Paltrok De Rode Jager was aanvankelijk wagenschotzager en werd later omgebouwd tot balkenzager. De molen stond ten westen van de Heerenwatering en was bereikbaar over het Jagerspad, maar dat was voor de aanleg van de spoorlijn Amsterdam – Uitgeest.
De molen was in de volksmond beter bekend onder zijn bijnaam De Waipot, wat zaans voor ‘weipot’ was. In dergelijke potten werden kazen gemaakt. Hoe de molen aan die bijnaam kwam is niet bekend, maar hij werd zelfs in officiële stukken met die naam vermeld.

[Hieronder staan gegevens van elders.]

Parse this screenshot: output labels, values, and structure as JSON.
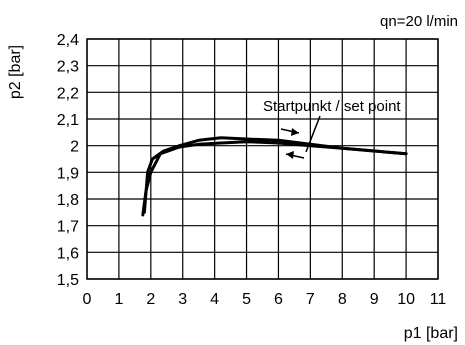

De Rode Jager werd voor het eerst genoemd in een verzekeringscontract van 1692. Op 27 april 1877 werd de molen in veiling gebracht. Eigenaar waren de erfgenamen van Klaas Mul Albertsz, commissionair in houtwaren. Deze erfgenamen waren de kinderen Jan, Maria, Grietje, Lijnst en Geertruida van Heyningen, die allen nog minderjarig waren en vertegenwoordigd werden door hun voogd de vrachtschipper Pieter van Heyningen. Ook Trijntje, Jan en Antje van Schagen behoorden tot de erfgenamen. Zij hadden de arbeider Simon van Schagen als voogd, terwijl Catharina van Schagen, de naaimoeder van het weeshuis van de Friesch Doopsgezinden, de achtste erfgenaam was . Koper werd meester timmerman Willem Verlaan uit Zaandam, die f. 4800,- voor De Rode Jager neertelde.
De molen hield het vol tot 1903, toen hij werd gesloopt.